Chief Operating Officer of the New York City Department of Environmental Protection
- Incumbent
- Assumed office January 31, 2022
- Mayor: Eric Adams

Commissioner of the New York City Department of Environmental Protection
- In office October 3, 2017 – January 31, 2022
- Mayor: Bill de Blasio Eric Adams
- Preceded by: Emily Lloyd
- Succeeded by: Rohit T. Aggarwala

Personal details
- Education: Columbia University (BS) Hofstra University (MBA)

= Vincent Sapienza =

American civil servant

Vincent Sapienza is an American civil servant who is the Chief Operating Officer of the New York City Department of Environmental Protection. From 2017 to 2022, he was the agency's Commissioner.

== Biography ==
Sapienza graduated from Columbia University with a B.S. and an MBA from Hofstra University. He joined the City's Department of Environmental Protection (DEP) after graduation in 1983.

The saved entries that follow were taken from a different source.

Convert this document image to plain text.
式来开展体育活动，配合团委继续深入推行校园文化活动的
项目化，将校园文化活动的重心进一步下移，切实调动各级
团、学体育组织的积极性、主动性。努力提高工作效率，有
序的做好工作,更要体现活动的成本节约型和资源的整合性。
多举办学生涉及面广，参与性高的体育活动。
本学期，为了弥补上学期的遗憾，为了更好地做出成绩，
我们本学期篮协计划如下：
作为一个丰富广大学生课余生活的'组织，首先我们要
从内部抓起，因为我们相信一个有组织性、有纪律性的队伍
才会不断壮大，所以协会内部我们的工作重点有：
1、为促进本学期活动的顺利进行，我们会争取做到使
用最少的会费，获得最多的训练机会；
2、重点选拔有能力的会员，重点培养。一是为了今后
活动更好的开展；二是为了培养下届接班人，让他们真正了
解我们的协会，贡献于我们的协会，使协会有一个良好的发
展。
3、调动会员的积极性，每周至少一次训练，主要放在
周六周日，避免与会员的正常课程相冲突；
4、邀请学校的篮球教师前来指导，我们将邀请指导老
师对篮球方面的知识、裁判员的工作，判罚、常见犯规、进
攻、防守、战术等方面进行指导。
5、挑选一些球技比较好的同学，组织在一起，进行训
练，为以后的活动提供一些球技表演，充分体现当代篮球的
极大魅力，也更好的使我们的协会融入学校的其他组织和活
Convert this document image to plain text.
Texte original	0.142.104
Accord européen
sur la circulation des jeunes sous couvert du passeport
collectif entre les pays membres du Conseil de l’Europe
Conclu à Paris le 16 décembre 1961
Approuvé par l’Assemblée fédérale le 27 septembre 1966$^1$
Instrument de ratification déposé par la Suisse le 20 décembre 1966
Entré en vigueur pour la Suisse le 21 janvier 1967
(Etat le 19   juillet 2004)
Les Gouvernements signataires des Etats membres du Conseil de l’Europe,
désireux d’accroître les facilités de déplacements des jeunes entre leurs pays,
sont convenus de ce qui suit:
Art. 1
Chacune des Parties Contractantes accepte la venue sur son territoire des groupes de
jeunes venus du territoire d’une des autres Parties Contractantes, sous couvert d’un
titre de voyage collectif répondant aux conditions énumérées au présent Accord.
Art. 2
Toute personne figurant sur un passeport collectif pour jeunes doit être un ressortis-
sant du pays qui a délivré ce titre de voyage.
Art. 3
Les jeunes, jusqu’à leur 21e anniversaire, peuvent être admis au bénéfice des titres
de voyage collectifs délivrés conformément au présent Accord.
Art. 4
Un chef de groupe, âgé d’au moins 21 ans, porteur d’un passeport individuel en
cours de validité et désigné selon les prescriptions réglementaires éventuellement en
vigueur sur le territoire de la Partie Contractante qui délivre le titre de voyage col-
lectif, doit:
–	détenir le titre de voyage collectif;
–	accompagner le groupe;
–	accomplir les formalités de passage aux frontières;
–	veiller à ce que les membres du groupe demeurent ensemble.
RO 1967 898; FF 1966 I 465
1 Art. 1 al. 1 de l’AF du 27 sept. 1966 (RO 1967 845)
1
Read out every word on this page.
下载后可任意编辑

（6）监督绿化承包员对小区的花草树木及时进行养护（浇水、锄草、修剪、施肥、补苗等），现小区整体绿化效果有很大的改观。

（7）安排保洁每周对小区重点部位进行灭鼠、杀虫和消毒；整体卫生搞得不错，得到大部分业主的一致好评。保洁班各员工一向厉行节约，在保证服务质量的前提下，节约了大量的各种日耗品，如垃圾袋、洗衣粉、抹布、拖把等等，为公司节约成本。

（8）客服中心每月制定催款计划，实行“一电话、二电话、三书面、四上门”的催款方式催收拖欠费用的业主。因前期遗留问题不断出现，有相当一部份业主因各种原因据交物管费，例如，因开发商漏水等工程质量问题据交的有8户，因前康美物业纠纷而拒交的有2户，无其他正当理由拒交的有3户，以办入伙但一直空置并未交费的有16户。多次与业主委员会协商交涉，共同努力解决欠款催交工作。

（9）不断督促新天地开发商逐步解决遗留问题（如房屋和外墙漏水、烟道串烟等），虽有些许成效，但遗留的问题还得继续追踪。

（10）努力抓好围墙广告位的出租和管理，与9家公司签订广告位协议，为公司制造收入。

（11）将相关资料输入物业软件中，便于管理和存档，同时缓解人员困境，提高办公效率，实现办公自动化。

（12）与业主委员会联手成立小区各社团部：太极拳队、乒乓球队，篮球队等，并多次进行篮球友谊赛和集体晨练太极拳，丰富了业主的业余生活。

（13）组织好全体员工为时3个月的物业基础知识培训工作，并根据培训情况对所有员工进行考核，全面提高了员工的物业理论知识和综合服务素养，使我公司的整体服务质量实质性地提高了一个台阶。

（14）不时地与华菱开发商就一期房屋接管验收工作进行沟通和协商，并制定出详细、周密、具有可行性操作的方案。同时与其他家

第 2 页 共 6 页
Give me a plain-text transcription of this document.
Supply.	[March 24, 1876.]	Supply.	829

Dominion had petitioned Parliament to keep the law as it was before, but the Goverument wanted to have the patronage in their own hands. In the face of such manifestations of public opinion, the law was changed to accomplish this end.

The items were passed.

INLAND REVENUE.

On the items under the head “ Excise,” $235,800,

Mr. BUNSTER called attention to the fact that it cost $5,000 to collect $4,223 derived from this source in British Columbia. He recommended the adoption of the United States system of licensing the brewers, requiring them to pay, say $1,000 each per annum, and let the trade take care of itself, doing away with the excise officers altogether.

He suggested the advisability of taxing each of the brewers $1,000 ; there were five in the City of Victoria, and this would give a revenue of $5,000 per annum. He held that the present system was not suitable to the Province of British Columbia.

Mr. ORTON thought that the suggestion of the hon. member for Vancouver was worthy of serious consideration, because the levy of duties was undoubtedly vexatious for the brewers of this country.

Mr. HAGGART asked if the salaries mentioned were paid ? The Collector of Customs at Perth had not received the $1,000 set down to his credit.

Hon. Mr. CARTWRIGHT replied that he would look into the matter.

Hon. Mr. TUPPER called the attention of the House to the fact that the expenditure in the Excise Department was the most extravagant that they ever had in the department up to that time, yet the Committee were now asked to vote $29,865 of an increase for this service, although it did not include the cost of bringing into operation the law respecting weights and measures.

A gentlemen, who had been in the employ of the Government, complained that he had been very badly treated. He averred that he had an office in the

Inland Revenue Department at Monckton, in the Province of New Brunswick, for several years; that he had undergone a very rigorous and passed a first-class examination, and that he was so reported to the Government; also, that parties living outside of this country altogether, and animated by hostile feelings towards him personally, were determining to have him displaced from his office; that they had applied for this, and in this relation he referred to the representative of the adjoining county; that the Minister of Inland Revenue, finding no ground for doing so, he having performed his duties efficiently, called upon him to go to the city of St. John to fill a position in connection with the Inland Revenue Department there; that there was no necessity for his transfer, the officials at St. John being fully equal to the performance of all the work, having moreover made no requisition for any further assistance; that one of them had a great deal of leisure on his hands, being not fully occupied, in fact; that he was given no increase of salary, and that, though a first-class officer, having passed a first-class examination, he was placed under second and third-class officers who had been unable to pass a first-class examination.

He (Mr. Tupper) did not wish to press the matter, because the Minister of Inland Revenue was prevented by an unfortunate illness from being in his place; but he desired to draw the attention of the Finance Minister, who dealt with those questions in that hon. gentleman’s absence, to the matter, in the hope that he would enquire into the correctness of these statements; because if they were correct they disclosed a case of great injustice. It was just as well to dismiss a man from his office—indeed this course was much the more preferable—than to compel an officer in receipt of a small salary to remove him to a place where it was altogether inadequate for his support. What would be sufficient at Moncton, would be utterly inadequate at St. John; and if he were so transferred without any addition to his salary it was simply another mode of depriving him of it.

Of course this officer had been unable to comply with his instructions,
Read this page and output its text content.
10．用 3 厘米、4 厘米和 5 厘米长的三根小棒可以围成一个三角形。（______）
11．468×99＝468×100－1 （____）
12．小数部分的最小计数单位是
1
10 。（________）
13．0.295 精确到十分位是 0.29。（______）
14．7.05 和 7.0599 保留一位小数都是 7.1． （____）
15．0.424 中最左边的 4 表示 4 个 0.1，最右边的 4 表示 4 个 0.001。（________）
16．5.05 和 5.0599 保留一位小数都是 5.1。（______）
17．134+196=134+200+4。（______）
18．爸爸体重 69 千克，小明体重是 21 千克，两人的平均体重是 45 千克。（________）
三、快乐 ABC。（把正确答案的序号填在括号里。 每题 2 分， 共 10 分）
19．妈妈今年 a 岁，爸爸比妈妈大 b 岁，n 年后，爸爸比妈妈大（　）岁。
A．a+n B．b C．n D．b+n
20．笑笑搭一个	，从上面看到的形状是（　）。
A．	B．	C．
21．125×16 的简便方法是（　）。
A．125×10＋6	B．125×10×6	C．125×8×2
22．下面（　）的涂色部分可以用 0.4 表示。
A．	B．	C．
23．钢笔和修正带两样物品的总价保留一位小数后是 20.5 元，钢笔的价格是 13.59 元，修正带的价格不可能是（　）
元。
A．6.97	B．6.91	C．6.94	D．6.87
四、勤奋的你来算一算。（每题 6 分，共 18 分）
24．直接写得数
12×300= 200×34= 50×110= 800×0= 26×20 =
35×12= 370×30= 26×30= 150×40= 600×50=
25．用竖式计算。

Sapienza was Deputy Commissioner of the DEP for its Bureau of Engineering Design and Construction, overseeing the construction of the New York City Water Tunnel No. 3 and the Croton Water Filtration Plant from 2014 to 2016, as well as Deputy Commissioner for the Bureau of Wastewater Treatment, which led to the creation of a citywide resiliency plan, from 2009 to 2014.

In 2016, Sapienza was named Acting Commissioner by then Mayor Bill de Blasio. On October 3, 2017, he was named to the position in a permanent capacity. He oversaw the $1 billion repair of the Delaware Aqueduct which involves the construction of a 2.5-mile bypass from the leaking portions inside the original tunnel. In 2020, he was named one of the "Energy & Environment Power 100" by City & State. However, his role in handling the 2019 sewage leak in Queens and the 2021 Hurricane Ida crisis was also criticized by the New York City Council.

In January 2022, Mayor Eric Adams named Sapienza chief operating officer of the DEP.